Eur. Phys. J. Special Topics 224, 3055-3108 (2015)
https://doi.org/10.1140/epjst/e2015-02607-4

Review

BASE – The Baryon Antibaryon Symmetry Experiment

¹ Ulmer Initiative Research Unit, RIKEN, 2-1 Hirosawa, Wako, Saitama 351-0198, Japan
² CERN, 1211 Geneva 23, Switzerland
³ Max-Planck-Institut für Kernphysik, Saupfercheckweg 1, 69117 Heidelberg, Germany
⁴ Institute of Quantum Optics, Leibniz Universität Hannover, Welfengarten 1, 30167 Hannover, Germany
⁵ Graduate School of Arts and Sciences, University of Tokyo, 3-8-1 Komaba, Meguro-ku, Tokyo 153-8902, Japan
⁶ Helmholtz-Institut Mainz, 55099 Mainz, Germany
⁷ Institut für Physik, Johannes Gutenberg-Universität Mainz, 55099 Mainz, Germany
⁸ Physikalisch-Technische Bundesanstalt, Bundesallee 100, 38116 Braunschweig, Germany
⁹ GSI-Helmholtzzentrum für Schwerionenforschung, 64291 Darmstadt, Germany
¹⁰ Ruprecht-Karls-Universität Heidelberg, 69047 Heidelberg, Germany
¹¹ Atomic Physics Laboratory, RIKEN, 2-1 Hirosawa, Wako, Saitama 351-0198, Japan

^a e-mail: Christian.Smorra@cern.ch

Received: 21 September 2015
Revised: 1 October 2015
Published online: 23 November 2015

Abstract

The Baryon Antibaryon Symmetry Experiment (BASE) aims at performing a stringent test of the combined charge parity and time reversal (CPT) symmetry by comparing the magnetic moments of the proton and the antiproton with high precision.
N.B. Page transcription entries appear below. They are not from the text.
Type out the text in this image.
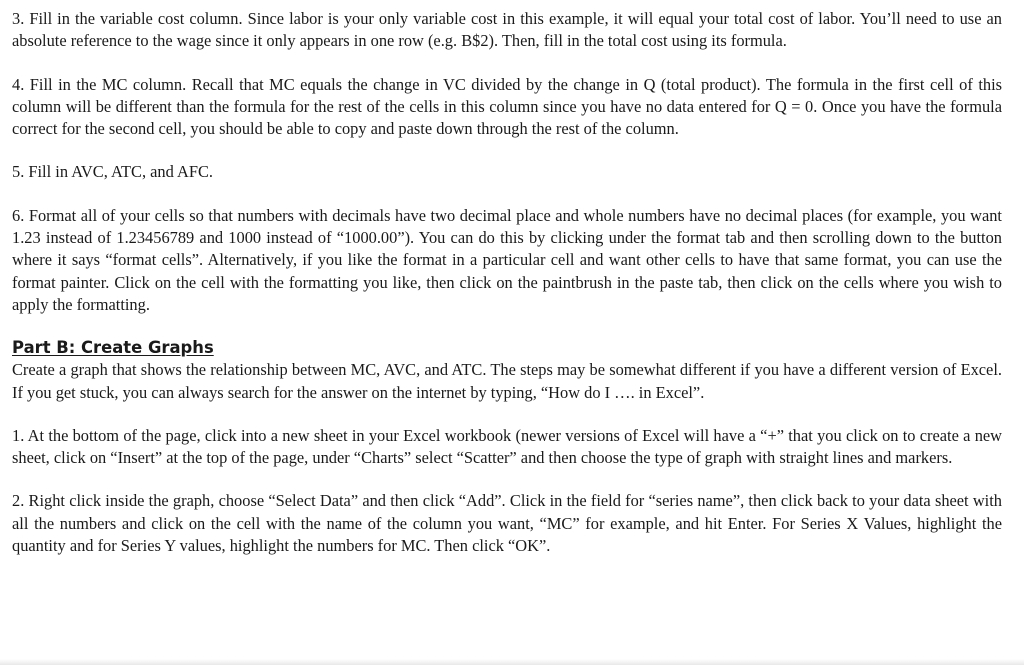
3. Fill in the variable cost column. Since labor is your only variable cost in this example, it will equal your total cost of labor. You’ll need to use an absolute reference to the wage since it only appears in one row (e.g. B$2). Then, fill in the total cost using its formula.

4. Fill in the MC column. Recall that MC equals the change in VC divided by the change in Q (total product). The formula in the first cell of this column will be different than the formula for the rest of the cells in this column since you have no data entered for Q = 0. Once you have the formula correct for the second cell, you should be able to copy and paste down through the rest of the column.

5. Fill in AVC, ATC, and AFC.

6. Format all of your cells so that numbers with decimals have two decimal place and whole numbers have no decimal places (for example, you want 1.23 instead of 1.23456789 and 1000 instead of “1000.00”). You can do this by clicking under the format tab and then scrolling down to the button where it says “format cells”. Alternatively, if you like the format in a particular cell and want other cells to have that same format, you can use the format painter. Click on the cell with the formatting you like, then click on the paintbrush in the paste tab, then click on the cells where you wish to apply the formatting.

Part B: Create Graphs

Create a graph that shows the relationship between MC, AVC, and ATC. The steps may be somewhat different if you have a different version of Excel. If you get stuck, you can always search for the answer on the internet by typing, “How do I …. in Excel”.

1. At the bottom of the page, click into a new sheet in your Excel workbook (newer versions of Excel will have a “+” that you click on to create a new sheet, click on “Insert” at the top of the page, under “Charts” select “Scatter” and then choose the type of graph with straight lines and markers.

2. Right click inside the graph, choose “Select Data” and then click “Add”. Click in the field for “series name”, then click back to your data sheet with all the numbers and click on the cell with the name of the column you want, “MC” for example, and hit Enter. For Series X Values, highlight the quantity and for Series Y values, highlight the numbers for MC. Then click “OK”.
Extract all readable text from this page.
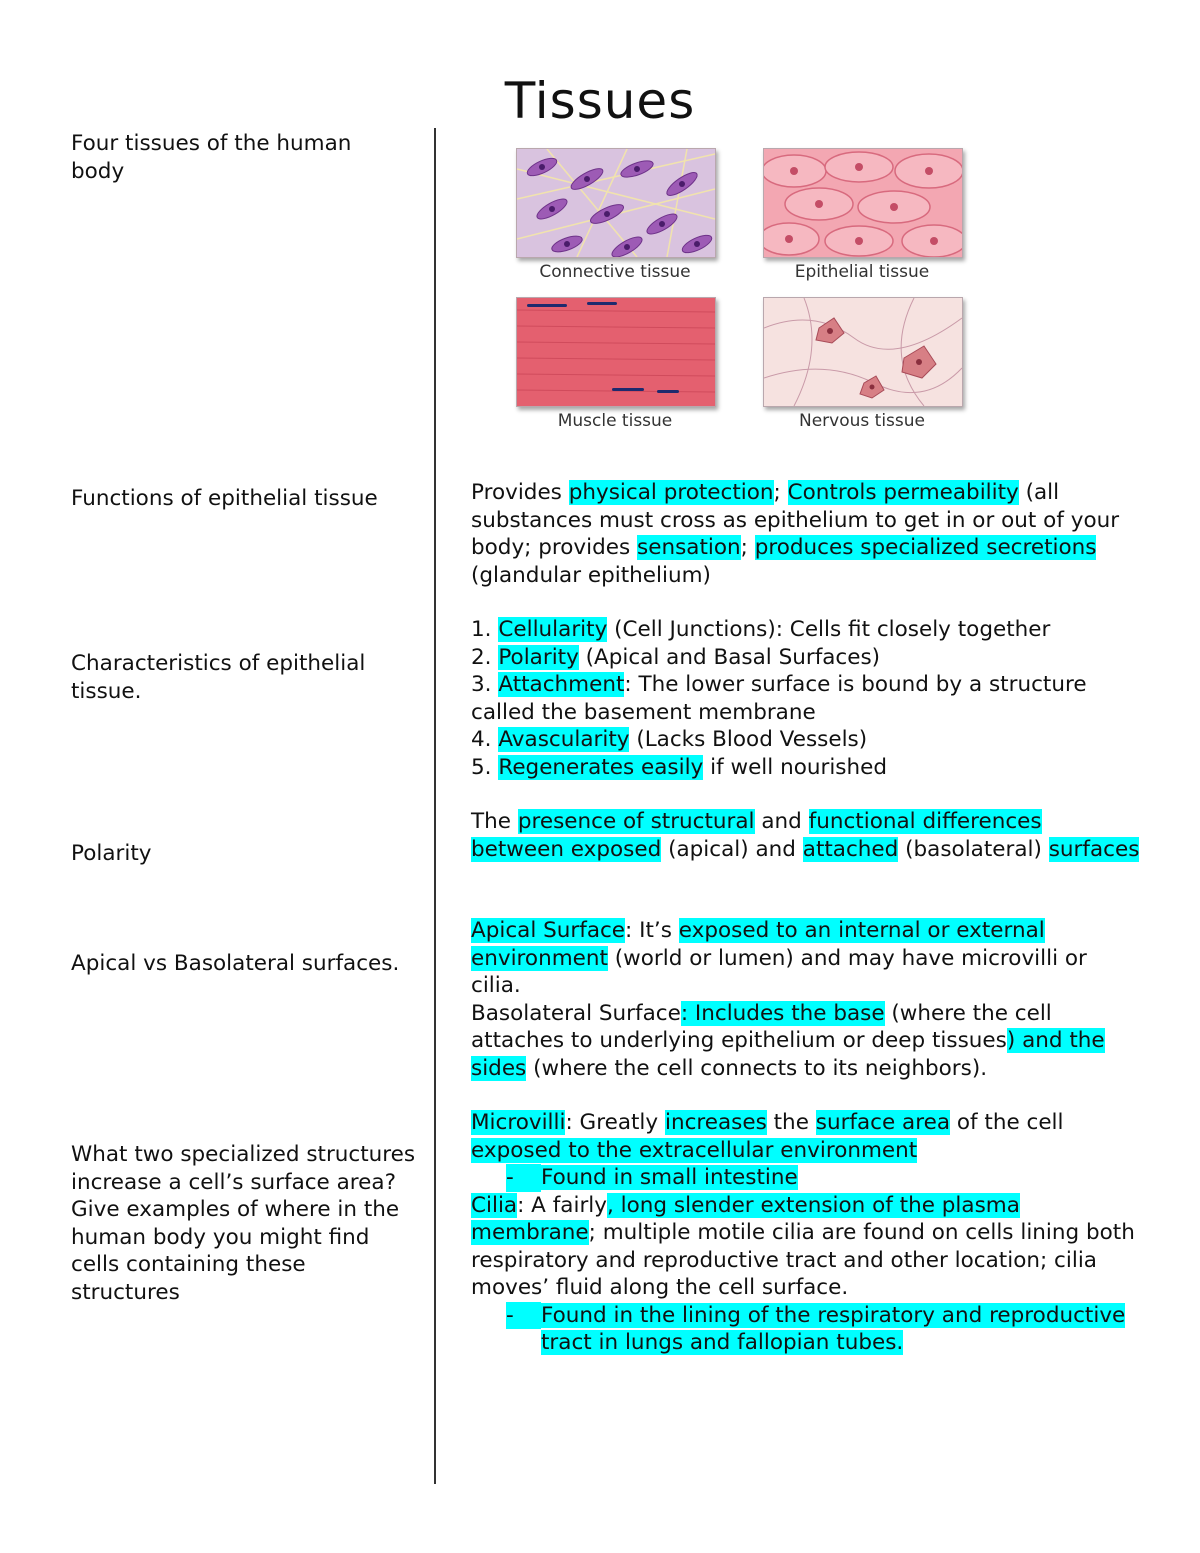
Tissues
Connective tissue	Epithelial tissue
Muscle tissue	Nervous tissue
Four tissues of the human body
Functions of epithelial tissue
Characteristics of epithelial tissue.
Polarity
Apical vs Basolateral surfaces.
What two specialized structures increase a cell’s surface area? Give examples of where in the human body you might find cells containing these structures
Provides physical protection; Controls permeability (all substances must cross as epithelium to get in or out of your body; provides sensation; produces specialized secretions (glandular epithelium)

1. Cellularity (Cell Junctions): Cells fit closely together

2. Polarity (Apical and Basal Surfaces)

3. Attachment: The lower surface is bound by a structure called the basement membrane

4. Avascularity (Lacks Blood Vessels)

5. Regenerates easily if well nourished

The presence of structural and functional differences between exposed (apical) and attached (basolateral) surfaces

Apical Surface: It’s exposed to an internal or external environment (world or lumen) and may have microvilli or cilia.

Basolateral Surface: Includes the base (where the cell attaches to underlying epithelium or deep tissues) and the sides (where the cell connects to its neighbors).

Microvilli: Greatly increases the surface area of the cell exposed to the extracellular environment

- Found in small intestine

Cilia: A fairly, long slender extension of the plasma membrane; multiple motile cilia are found on cells lining both respiratory and reproductive tract and other location; cilia moves’ fluid along the cell surface.

- Found in the lining of the respiratory and reproductive tract in lungs and fallopian tubes.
Using single particles in a Penning trap, the proton/antiproton g-factors, i.e. the magnetic moment in units of the nuclear magneton, are determined by measuring the respective ratio of the spin-precession frequency to the cyclotron frequency. The spin precession frequency is measured by non-destructive detection of spin quantum transitions using the continuous Stern-Gerlach effect, and the cyclotron frequency is determined from the particle*s motional eigenfrequencies in the Penning trap using the invariance theorem. By application of the double Penning-trap method we expect that in our measurements a fractional precision of δg/g 10⁻⁹ can be achieved. The successful application of this method to the antiproton will consist a factor 1000 improvement in the fractional precision of its magnetic moment. The BASE collaboration has constructed and commissioned a new experiment at the Antiproton Decelerator (AD) of CERN. This article describes and summarizes the physical and technical aspects of this new experiment.